Well, this is a return to the familiar dour form! I think it's all a little harsh. Although I recognise some of the arguments against travel, I think every case is overstated.

Travel is memorable, and a holiday in Sri Lanka is probably more memorable than one in Dorset. I think it's worth giving your children memories. Kids probably don't spend enough social time with their parents now with the distractions of social media. Granted, flying across the world is an expensive way to get them off their phones.

I think some of the complaints about travel are purely status-driven. If you can't travel more than other people, brow beat them into travelling less, so your status is restored. Does anyone travel in order to "feel"? I get strong straw man vibes here, coupled with "It's just not my scene, man." (One for the oldies. Ah, YouTube https://youtu.be/v9FsEi2us88?si=LJuKtXrbA__w3hCj )

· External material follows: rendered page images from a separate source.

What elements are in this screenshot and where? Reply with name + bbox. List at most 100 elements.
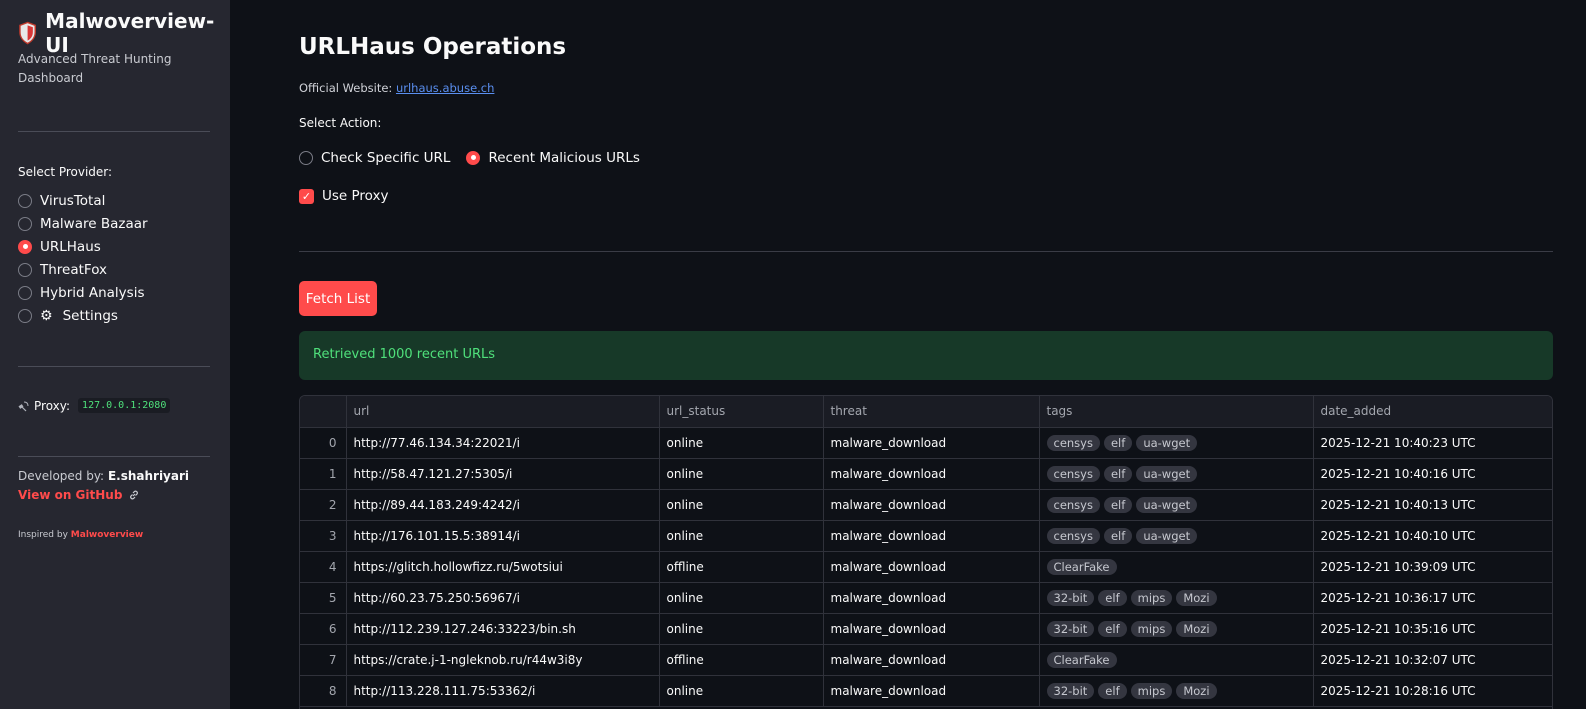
developer-name: E.shahriyari: [107, 469, 190, 483]
tag-badge: elf: [1103, 434, 1133, 451]
radio-button[interactable]: [18, 216, 32, 231]
date-added-cell: 2025-12-21 10:40:13 UTC: [1313, 489, 1552, 521]
use-proxy-checkbox[interactable]: ✓ Use Proxy: [299, 188, 389, 204]
url-cell: http://89.44.183.249:4242/i: [346, 489, 660, 521]
inspired-link[interactable]: Malwoverview: [71, 530, 143, 540]
provider-option-malware-bazaar[interactable]: Malware Bazaar: [18, 212, 148, 235]
action-option-recent-urls[interactable]: Recent Malicious URLs: [466, 146, 640, 169]
tags-cell: 32-bit elf mips Mozi: [1039, 582, 1314, 614]
url-status-cell: offline: [659, 644, 824, 676]
url-cell: http://112.239.127.246:33223/bin.sh: [346, 613, 660, 645]
radio-button[interactable]: [18, 308, 32, 323]
column-header-threat[interactable]: threat: [823, 396, 1040, 428]
threat-cell: malware_download: [823, 489, 1040, 521]
proxy-value: 127.0.0.1:2080: [78, 398, 171, 413]
provider-option-settings[interactable]: ⚙ Settings: [18, 304, 148, 327]
url-status-cell: online: [659, 427, 824, 459]
provider-option-virustotal[interactable]: VirusTotal: [18, 189, 148, 212]
tag-badge: mips: [1130, 620, 1173, 637]
sidebar-divider: [18, 366, 210, 367]
table-row[interactable]: 8 http://113.228.111.75:53362/i online malw…: [300, 675, 1552, 707]
provider-option-label: URLHaus: [40, 238, 101, 255]
threat-cell: malware_download: [823, 644, 1040, 676]
table-row[interactable]: 3 http://176.101.15.5:38914/i online malwar…: [300, 520, 1552, 552]
row-index-cell: 8: [300, 675, 347, 707]
page-title: URLHaus Operations: [299, 34, 567, 60]
radio-button[interactable]: [299, 150, 313, 165]
github-link-label: View on GitHub: [18, 488, 123, 502]
proxy-status: Proxy: 127.0.0.1:2080: [18, 398, 171, 413]
results-table[interactable]: url url_status threat tags date_added 0h…: [299, 395, 1553, 709]
radio-button-selected[interactable]: [466, 150, 481, 165]
provider-option-threatfox[interactable]: ThreatFox: [18, 258, 148, 281]
radio-button[interactable]: [18, 262, 32, 277]
action-option-label: Check Specific URL: [321, 149, 451, 166]
url-status-cell: online: [659, 582, 824, 614]
url-status-cell: online: [659, 520, 824, 552]
table-row[interactable]: 2 http://89.44.183.249:4242/i online malwar…: [300, 489, 1552, 521]
tag-badge: elf: [1103, 465, 1133, 482]
url-cell: http://113.228.111.75:53362/i: [346, 675, 660, 707]
column-header-date-added[interactable]: date_added: [1313, 396, 1552, 428]
tag-badge: censys: [1046, 527, 1100, 544]
gear-icon: ⚙: [40, 307, 53, 324]
tag-badge: censys: [1046, 434, 1100, 451]
action-label: Select Action:: [299, 116, 382, 130]
provider-radio-group: VirusTotal Malware Bazaar URLHaus Threat…: [18, 189, 148, 327]
app-subtitle: Advanced Threat Hunting Dashboard: [18, 52, 172, 85]
table-row[interactable]: 7 https://crate.j-1-ngleknob.ru/r44w3i8y o…: [300, 644, 1552, 676]
tag-badge: censys: [1046, 496, 1100, 513]
tags-cell: censys elf ua-wget: [1039, 458, 1314, 490]
tag-badge: ua-wget: [1136, 527, 1198, 544]
url-status-cell: online: [659, 458, 824, 490]
use-proxy-label: Use Proxy: [322, 188, 389, 204]
provider-option-hybrid-analysis[interactable]: Hybrid Analysis: [18, 281, 148, 304]
row-index-cell: 4: [300, 551, 347, 583]
provider-option-label: Malware Bazaar: [40, 215, 148, 232]
tag-badge: 32-bit: [1046, 589, 1095, 606]
main-content: URLHaus Operations Official Website: url…: [230, 0, 1586, 709]
sidebar-divider: [18, 131, 210, 132]
threat-cell: malware_download: [823, 582, 1040, 614]
action-option-label: Recent Malicious URLs: [488, 149, 640, 166]
website-link[interactable]: urlhaus.abuse.ch: [396, 81, 494, 95]
table-row[interactable]: 0 http://77.46.134.34:22021/i online malwar…: [300, 427, 1552, 459]
table-row[interactable]: 1 http://58.47.121.27:5305/i online malware…: [300, 458, 1552, 490]
tag-badge: elf: [1103, 496, 1133, 513]
table-row[interactable]: 4 https://glitch.hollowfizz.ru/5wotsiui of…: [300, 551, 1552, 583]
satellite-icon: [18, 401, 29, 411]
row-index-cell: 5: [300, 582, 347, 614]
radio-button[interactable]: [18, 193, 32, 208]
github-link[interactable]: View on GitHub: [18, 488, 140, 502]
tag-badge: ua-wget: [1136, 434, 1198, 451]
threat-cell: malware_download: [823, 520, 1040, 552]
row-index-cell: 6: [300, 613, 347, 645]
table-row[interactable]: 5 http://60.23.75.250:56967/i online malwar…: [300, 582, 1552, 614]
column-header-index[interactable]: [300, 396, 347, 428]
url-status-cell: online: [659, 675, 824, 707]
tags-cell: 32-bit elf mips Mozi: [1039, 613, 1314, 645]
tags-cell: ClearFake: [1039, 551, 1314, 583]
column-header-tags[interactable]: tags: [1039, 396, 1314, 428]
tag-badge: ua-wget: [1136, 496, 1198, 513]
date-added-cell: 2025-12-21 10:35:16 UTC: [1313, 613, 1552, 645]
provider-option-label: VirusTotal: [40, 192, 106, 209]
threat-cell: malware_download: [823, 427, 1040, 459]
date-added-cell: 2025-12-21 10:36:17 UTC: [1313, 582, 1552, 614]
row-index-cell: 7: [300, 644, 347, 676]
official-website: Official Website: urlhaus.abuse.ch: [299, 81, 494, 95]
tag-badge: elf: [1103, 527, 1133, 544]
table-row[interactable]: 6 http://112.239.127.246:33223/bin.sh onli…: [300, 613, 1552, 645]
radio-button[interactable]: [18, 285, 32, 300]
date-added-cell: 2025-12-21 10:40:16 UTC: [1313, 458, 1552, 490]
table-body: 0 http://77.46.134.34:22021/i online malwar…: [300, 427, 1552, 707]
action-option-check-url[interactable]: Check Specific URL: [299, 146, 450, 169]
provider-label: Select Provider:: [18, 165, 113, 179]
checkmark-icon[interactable]: ✓: [299, 188, 314, 204]
column-header-url-status[interactable]: url_status: [659, 396, 824, 428]
fetch-list-button[interactable]: Fetch List: [299, 281, 377, 316]
provider-option-urlhaus[interactable]: URLHaus: [18, 235, 148, 258]
column-header-url[interactable]: url: [346, 396, 660, 428]
radio-button-selected[interactable]: [18, 239, 32, 254]
url-status-cell: offline: [659, 551, 824, 583]
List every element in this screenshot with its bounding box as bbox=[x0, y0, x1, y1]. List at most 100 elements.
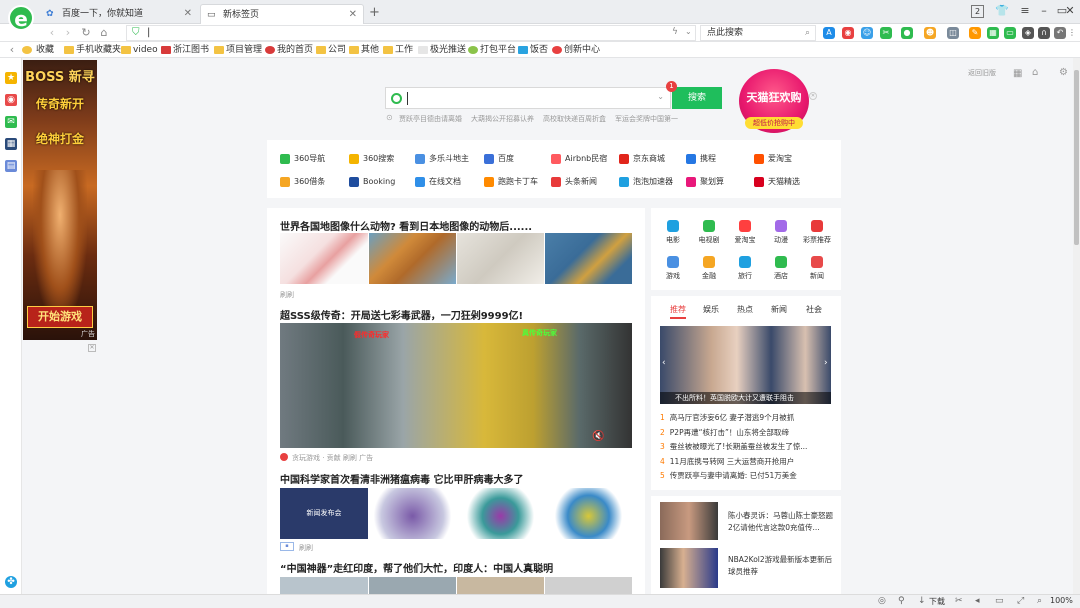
quick-link[interactable]: 360借条 bbox=[280, 175, 325, 189]
new-tab-button[interactable]: + bbox=[369, 5, 380, 20]
quick-link[interactable]: Booking bbox=[349, 175, 395, 189]
carousel-prev-icon[interactable]: ‹ bbox=[662, 358, 666, 368]
category-item[interactable]: 金融 bbox=[692, 256, 726, 281]
quick-link[interactable]: 京东商城 bbox=[619, 152, 665, 166]
tiger-thumbnail[interactable] bbox=[369, 233, 456, 284]
quick-link[interactable]: 跑跑卡丁车 bbox=[484, 175, 538, 189]
home-small-icon[interactable]: ⌂ bbox=[1032, 67, 1038, 78]
category-item[interactable]: 动漫 bbox=[764, 220, 798, 245]
mute-icon[interactable]: 🔇 bbox=[592, 431, 604, 442]
quick-link[interactable]: 泡泡加速器 bbox=[619, 175, 673, 189]
back-icon[interactable]: ‹ bbox=[44, 25, 60, 41]
quick-link[interactable]: 360导航 bbox=[280, 152, 325, 166]
bookmark-item[interactable]: 极光推送 bbox=[418, 44, 466, 56]
app-icon[interactable]: ▦ bbox=[5, 138, 17, 150]
quick-link[interactable]: 百度 bbox=[484, 152, 514, 166]
quick-link[interactable]: 360搜索 bbox=[349, 152, 394, 166]
news-list-item[interactable]: 2 P2P再遭“核打击”！山东将全部取缔 bbox=[660, 427, 835, 438]
story-thumbnail[interactable] bbox=[660, 548, 718, 588]
virus-structure-thumbnail[interactable] bbox=[545, 488, 632, 539]
feed-title[interactable]: 世界各国地图像什么动物? 看到日本地图像的动物后...... bbox=[280, 218, 532, 233]
ext-battery-icon[interactable]: ▭ bbox=[1004, 27, 1016, 39]
address-bar[interactable]: ⛉ | ϟ ⌄ bbox=[126, 25, 696, 41]
tab-news[interactable]: 新闻 bbox=[771, 304, 787, 315]
tab-baidu[interactable]: ✿ 百度一下，你就知道 ✕ bbox=[40, 4, 198, 24]
carousel-next-icon[interactable]: › bbox=[824, 358, 828, 368]
hot-search-link[interactable]: 贾跃亭目德由请离婚 bbox=[399, 114, 462, 124]
back-to-old-link[interactable]: 返回旧版 bbox=[968, 69, 996, 77]
mail-icon[interactable]: ✉ bbox=[5, 116, 17, 128]
ext-adblock-icon[interactable]: ◉ bbox=[842, 27, 854, 39]
tab-entertainment[interactable]: 娱乐 bbox=[703, 304, 719, 315]
address-input[interactable]: | bbox=[147, 26, 150, 40]
news-list-item[interactable]: 5 传贾跃亭与妻申请离婚: 已付51万美金 bbox=[660, 470, 835, 481]
ext-pen-icon[interactable]: ✎ bbox=[969, 27, 981, 39]
video-ad-image[interactable] bbox=[280, 323, 632, 448]
ext-scissor-icon[interactable]: ✂ bbox=[880, 27, 892, 39]
hint-refresh-icon[interactable]: ⊙ bbox=[386, 113, 393, 122]
ext-grid-icon[interactable]: ▦ bbox=[987, 27, 999, 39]
news-list-item[interactable]: 4 11月底携号转网 三大运营商开抢用户 bbox=[660, 456, 835, 467]
tmall-promo[interactable]: 天猫狂欢购 超低价抢购中 bbox=[739, 69, 809, 133]
quick-link[interactable]: 爱淘宝 bbox=[754, 152, 792, 166]
ext-headphone-icon[interactable]: ∩ bbox=[1038, 27, 1050, 39]
sync-icon[interactable]: ◎ bbox=[878, 596, 886, 606]
lightning-icon[interactable]: ϟ bbox=[672, 27, 678, 37]
quick-link[interactable]: Airbnb民宿 bbox=[551, 152, 607, 166]
category-item[interactable]: 爱淘宝 bbox=[728, 220, 762, 245]
note-icon[interactable]: ▤ bbox=[5, 160, 17, 172]
bookmark-item[interactable]: video bbox=[121, 44, 158, 56]
minimize-icon[interactable]: – bbox=[1034, 3, 1054, 19]
story-thumbnail[interactable] bbox=[660, 502, 718, 540]
story-title[interactable]: NBA2Kol2游戏最新版本更新后球员推荐 bbox=[728, 554, 833, 578]
tab-newtab[interactable]: ▭ 新标签页 ✕ bbox=[200, 4, 364, 24]
map-thumbnail[interactable] bbox=[280, 233, 368, 284]
hot-search-link[interactable]: 高校取快递百周折盒 bbox=[543, 114, 606, 124]
scrollbar-thumb[interactable] bbox=[1074, 70, 1079, 245]
download-label[interactable]: 下载 bbox=[929, 596, 945, 607]
download-icon[interactable]: ↓ bbox=[918, 596, 926, 606]
ext-green-icon[interactable]: ● bbox=[901, 27, 913, 39]
quick-link[interactable]: 携程 bbox=[686, 152, 716, 166]
ext-translate-icon[interactable]: A bbox=[823, 27, 835, 39]
close-tab-icon[interactable]: ✕ bbox=[184, 4, 192, 24]
story-title[interactable]: 陈小春灵诉：马蓉山陈士豪怒题2亿请他代言这款0充值传... bbox=[728, 510, 833, 534]
hot-search-link[interactable]: 军运会奖牌中国第一 bbox=[615, 114, 678, 124]
bookmark-item[interactable]: 其他 bbox=[349, 44, 379, 56]
category-item[interactable]: 旅行 bbox=[728, 256, 762, 281]
forward-icon[interactable]: › bbox=[60, 25, 76, 41]
search-button[interactable]: 搜索 bbox=[672, 87, 722, 109]
bookmark-item[interactable]: 创新中心 bbox=[552, 44, 600, 56]
category-item[interactable]: 游戏 bbox=[656, 256, 690, 281]
settings-icon[interactable]: ⚙ bbox=[1059, 67, 1068, 78]
virus-thumbnail[interactable] bbox=[369, 488, 456, 539]
zoom-icon[interactable]: ⌕ bbox=[1037, 596, 1042, 606]
layout-grid-icon[interactable]: ▦ bbox=[1013, 68, 1022, 79]
feed-thumbnail[interactable] bbox=[280, 577, 368, 594]
close-window-icon[interactable]: ✕ bbox=[1060, 3, 1080, 19]
tab-society[interactable]: 社会 bbox=[806, 304, 822, 315]
window-counter[interactable]: 2 bbox=[971, 5, 984, 18]
hot-search-link[interactable]: 大葫揭公开招募认养 bbox=[471, 114, 534, 124]
tab-recommend[interactable]: 推荐 bbox=[670, 304, 686, 319]
zoom-level[interactable]: 100% bbox=[1050, 596, 1073, 605]
main-search-box[interactable]: ⌄ bbox=[385, 87, 671, 109]
feed-title[interactable]: “中国神器”走红印度，帮了他们大忙，印度人：中国人真聪明 bbox=[280, 560, 553, 575]
bookmark-item[interactable]: 收藏 bbox=[22, 44, 54, 56]
category-item[interactable]: 电影 bbox=[656, 220, 690, 245]
tab-hot[interactable]: 热点 bbox=[737, 304, 753, 315]
start-game-button[interactable]: 开始游戏 bbox=[27, 306, 93, 328]
category-item[interactable]: 新闻 bbox=[800, 256, 834, 281]
fullscreen-icon[interactable]: ⤢ bbox=[1017, 596, 1024, 606]
search-input[interactable]: 点此搜索 ⌕ bbox=[700, 25, 816, 41]
ext-face-icon[interactable]: ☻ bbox=[924, 27, 936, 39]
news-list-item[interactable]: 1 高马厅官涉妄6亿 妻子潜逃9个月被抓 bbox=[660, 412, 835, 423]
virus-model-thumbnail[interactable] bbox=[457, 488, 544, 539]
bookmark-item[interactable]: 饭否 bbox=[518, 44, 548, 56]
pin-icon[interactable]: ⚲ bbox=[898, 596, 905, 606]
close-tab-icon[interactable]: ✕ bbox=[349, 5, 357, 24]
category-item[interactable]: 电视剧 bbox=[692, 220, 726, 245]
scissors-icon[interactable]: ✂ bbox=[955, 596, 963, 606]
quick-link[interactable]: 聚划算 bbox=[686, 175, 724, 189]
bookmark-scroll-left-icon[interactable]: ‹ bbox=[4, 42, 20, 58]
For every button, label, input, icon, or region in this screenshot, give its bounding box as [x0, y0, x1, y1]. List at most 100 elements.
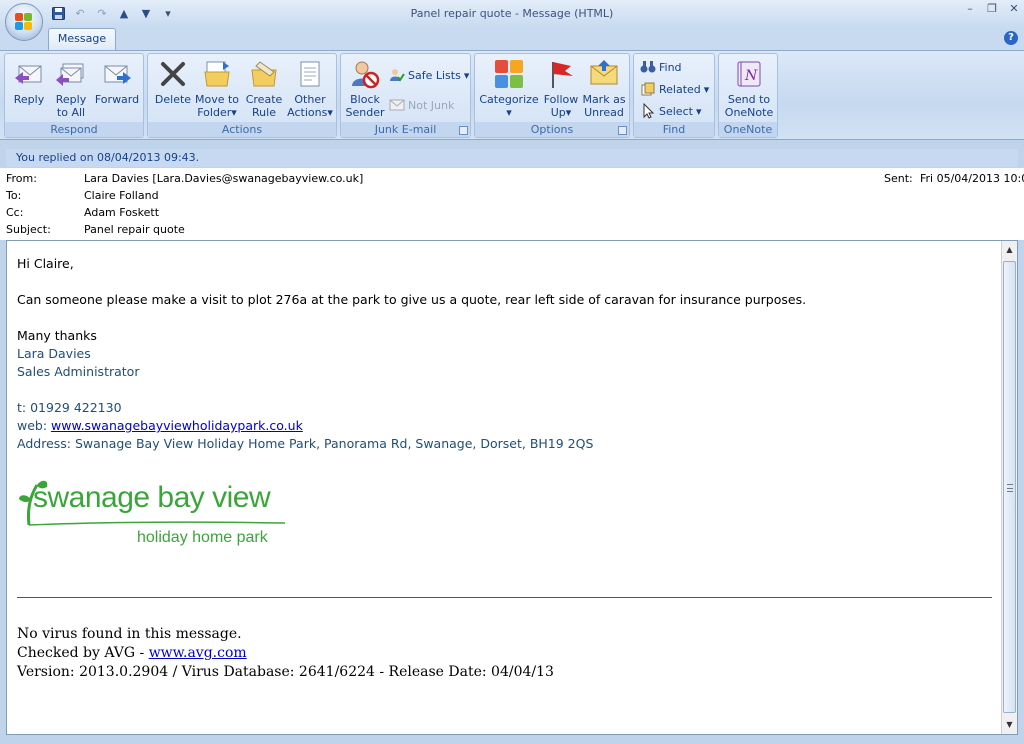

"The traveller departs confident that she will come back with the same basic interests, political beliefs, and living arrangements. Travel is a boomerang. It drops you right where you started."

I don't think this is true. It wasn't true for me. It might drop you back, but in a slightly different place. Just one day visiting East Berlin dispelled any illusions I ever had of supporting Communism.

"I’ve heard of men leaving committed relationships and the prospect of raising a family because they wanted to go travelling and ‘discover themselves’, well into their thirties when I suspect there isn’t that much more to discover." Come on, this is nothing to do with travel; this is a pretext. People need constant new experiences. Perhaps a good marriage is essentially a new experience every day, and a bad one is the same one repeated. (There's probably an aphorism there, if I had the time, and inclination, to polish it.) And it worked for Paul Gauguin. (Shame I no longer have a reason to visit Edinburgh, because I would like to see his paintings there again.)

Agnes Callard has no interest in falcons, but this is somewhat Green Eggs and Ham-ish—you don't know until you've tried. At risk of being even more of a pain that I usually am, there is a mindful way of doing this, and it sounds like she wasn't. There's a small chance that you do this, then go home and relive "Kes" apart from the bird being killed. You probably won't, but you'll know something about yourself you didn't before. Personal growth, man.